For a brief while in the first innings of the second Test, it looked as if the Nehra of old was coming back, as he bowled a great spell and troubled the Aussie middle order to snap up the wickets of Damien Martyn and Steve Waugh, whom he thought out in brilliant fashion. But that was about all you could remember of Nehra's campaign Down Under.
A return of four wickets from six innings is hardly the stuff legends are made of.
Murali Kartik: B-
The Railwayman was believed to be a shoo-in for the Australia tour after his performances in the TVS Cup Tri-series back home, where he had the Australians, particularly captain Ricky Ponting, in all kinds of trouble. But the selectors thought otherwise, until Harbhajan Singh was rendered hors d'combat.
Kartik, however, did not get much match practice in Australia before he was pitchforked into the deciding Test as the second spinner to support Anil Kumble. And the Australians, in no mood to let him settle down and go for their throats, decided that attack was the best defence and did their utmost to smash his confidence in the first innings.
Considering the pounding he received in the first innings, Kartik made a decent comeback in the second and even picked up a gift wicket, that of Justin Langer. If only Parthiv Patel had not muffed the simple stumping of Ricky Ponting. That wicket would have fired Kartik up and who knows what would have happened thereafter?
Harbhajan Singh: C
The Turbanator, as Harbhajan Singh has been called ever since that magic home series against the Australians in 2000-01, was believed to be India's best spinner, ahead of Anil Kumble. What's more, the Australians were supposed to have a mental block against him and, as a result, the Sardar from Jullundur was seen as the Indian team's spearhead Down Under.

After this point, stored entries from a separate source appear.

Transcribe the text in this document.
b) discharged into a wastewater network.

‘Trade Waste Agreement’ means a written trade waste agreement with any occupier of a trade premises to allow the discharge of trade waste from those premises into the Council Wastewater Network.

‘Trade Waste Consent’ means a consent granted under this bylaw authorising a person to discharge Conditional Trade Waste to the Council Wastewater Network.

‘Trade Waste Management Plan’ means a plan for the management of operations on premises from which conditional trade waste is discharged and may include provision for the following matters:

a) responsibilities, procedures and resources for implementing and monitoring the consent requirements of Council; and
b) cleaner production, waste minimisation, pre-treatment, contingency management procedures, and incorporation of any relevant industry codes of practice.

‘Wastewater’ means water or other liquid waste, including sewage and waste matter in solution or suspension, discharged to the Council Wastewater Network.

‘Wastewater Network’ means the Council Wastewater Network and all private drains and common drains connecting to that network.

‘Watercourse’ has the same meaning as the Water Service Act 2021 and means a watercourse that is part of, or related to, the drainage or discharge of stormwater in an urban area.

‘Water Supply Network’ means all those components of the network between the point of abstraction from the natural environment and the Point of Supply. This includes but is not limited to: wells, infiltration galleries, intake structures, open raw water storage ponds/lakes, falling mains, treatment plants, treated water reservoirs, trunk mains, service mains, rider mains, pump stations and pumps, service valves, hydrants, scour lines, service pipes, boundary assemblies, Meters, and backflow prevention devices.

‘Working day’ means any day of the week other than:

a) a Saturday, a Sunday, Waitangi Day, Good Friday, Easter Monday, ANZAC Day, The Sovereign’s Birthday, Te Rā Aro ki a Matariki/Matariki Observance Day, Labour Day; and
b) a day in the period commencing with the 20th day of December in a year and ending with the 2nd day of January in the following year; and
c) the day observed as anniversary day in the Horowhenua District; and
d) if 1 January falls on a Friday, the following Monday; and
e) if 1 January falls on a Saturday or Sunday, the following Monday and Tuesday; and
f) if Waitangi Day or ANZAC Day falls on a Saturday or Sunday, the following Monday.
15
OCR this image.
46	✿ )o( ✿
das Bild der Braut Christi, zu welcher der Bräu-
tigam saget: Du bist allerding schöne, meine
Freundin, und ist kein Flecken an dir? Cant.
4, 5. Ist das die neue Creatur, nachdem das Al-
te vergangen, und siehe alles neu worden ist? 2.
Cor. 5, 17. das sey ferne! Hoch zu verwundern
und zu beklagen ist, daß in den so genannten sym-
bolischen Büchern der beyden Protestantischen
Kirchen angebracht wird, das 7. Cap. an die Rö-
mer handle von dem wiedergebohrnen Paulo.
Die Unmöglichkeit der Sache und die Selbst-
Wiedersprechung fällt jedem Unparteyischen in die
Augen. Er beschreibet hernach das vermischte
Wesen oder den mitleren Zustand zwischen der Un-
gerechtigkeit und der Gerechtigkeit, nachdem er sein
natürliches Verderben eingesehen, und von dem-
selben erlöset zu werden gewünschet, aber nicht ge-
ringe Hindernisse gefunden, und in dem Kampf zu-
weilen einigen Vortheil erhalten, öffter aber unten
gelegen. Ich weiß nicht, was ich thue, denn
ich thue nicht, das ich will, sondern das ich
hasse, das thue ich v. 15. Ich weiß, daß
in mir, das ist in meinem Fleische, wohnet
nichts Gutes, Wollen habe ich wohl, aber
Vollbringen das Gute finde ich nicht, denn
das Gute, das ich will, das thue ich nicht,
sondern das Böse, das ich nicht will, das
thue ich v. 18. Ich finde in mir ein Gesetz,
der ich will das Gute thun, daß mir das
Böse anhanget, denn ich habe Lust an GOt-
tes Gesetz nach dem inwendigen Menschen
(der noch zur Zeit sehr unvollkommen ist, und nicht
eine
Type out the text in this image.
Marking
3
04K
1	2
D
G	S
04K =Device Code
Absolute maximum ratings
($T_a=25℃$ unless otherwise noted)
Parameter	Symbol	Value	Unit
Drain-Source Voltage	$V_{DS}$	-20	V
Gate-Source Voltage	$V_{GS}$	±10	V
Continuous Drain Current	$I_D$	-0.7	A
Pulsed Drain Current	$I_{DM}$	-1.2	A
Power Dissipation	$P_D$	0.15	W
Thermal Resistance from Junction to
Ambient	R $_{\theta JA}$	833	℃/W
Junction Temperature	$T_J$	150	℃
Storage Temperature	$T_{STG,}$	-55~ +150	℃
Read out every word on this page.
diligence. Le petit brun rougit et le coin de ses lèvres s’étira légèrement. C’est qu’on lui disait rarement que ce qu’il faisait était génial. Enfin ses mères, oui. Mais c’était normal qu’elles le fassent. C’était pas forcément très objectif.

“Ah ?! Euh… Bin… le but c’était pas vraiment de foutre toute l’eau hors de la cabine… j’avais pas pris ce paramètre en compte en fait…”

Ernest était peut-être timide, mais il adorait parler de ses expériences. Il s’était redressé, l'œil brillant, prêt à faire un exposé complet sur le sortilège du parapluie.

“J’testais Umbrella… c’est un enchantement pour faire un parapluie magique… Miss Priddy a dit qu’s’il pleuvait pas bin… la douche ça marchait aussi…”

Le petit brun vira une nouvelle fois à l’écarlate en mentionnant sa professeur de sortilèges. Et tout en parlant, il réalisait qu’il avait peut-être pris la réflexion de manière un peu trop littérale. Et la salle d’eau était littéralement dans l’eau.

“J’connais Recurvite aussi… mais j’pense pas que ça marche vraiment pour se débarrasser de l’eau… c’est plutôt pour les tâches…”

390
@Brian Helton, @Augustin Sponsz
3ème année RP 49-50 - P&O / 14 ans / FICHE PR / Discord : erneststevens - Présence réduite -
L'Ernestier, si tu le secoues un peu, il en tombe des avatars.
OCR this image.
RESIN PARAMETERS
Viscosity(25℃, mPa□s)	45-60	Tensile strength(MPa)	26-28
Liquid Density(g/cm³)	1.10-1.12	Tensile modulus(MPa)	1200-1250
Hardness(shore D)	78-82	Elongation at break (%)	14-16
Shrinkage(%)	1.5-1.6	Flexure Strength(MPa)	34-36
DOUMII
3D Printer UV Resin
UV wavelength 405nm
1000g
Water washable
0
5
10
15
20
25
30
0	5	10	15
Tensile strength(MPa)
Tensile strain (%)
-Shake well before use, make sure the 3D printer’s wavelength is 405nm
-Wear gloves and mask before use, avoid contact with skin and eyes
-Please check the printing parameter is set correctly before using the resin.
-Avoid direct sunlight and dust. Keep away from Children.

In the event, it took just one Test for the spearhead himself to go down under. Aware of his reputation, the Australian batsmen went hammer and tongs at Harbhajan Singh in the Brisbane Test. And a recurrence of an injury to his spinning finger, for which the off-spinner, fearful of the surgeon's knife, had put his faith in physiotherapy, meant that he spent the rest of the series watching from the sidelines.
The good thing was he eventually confronted his fears and got the finger operated upon in Melbourne.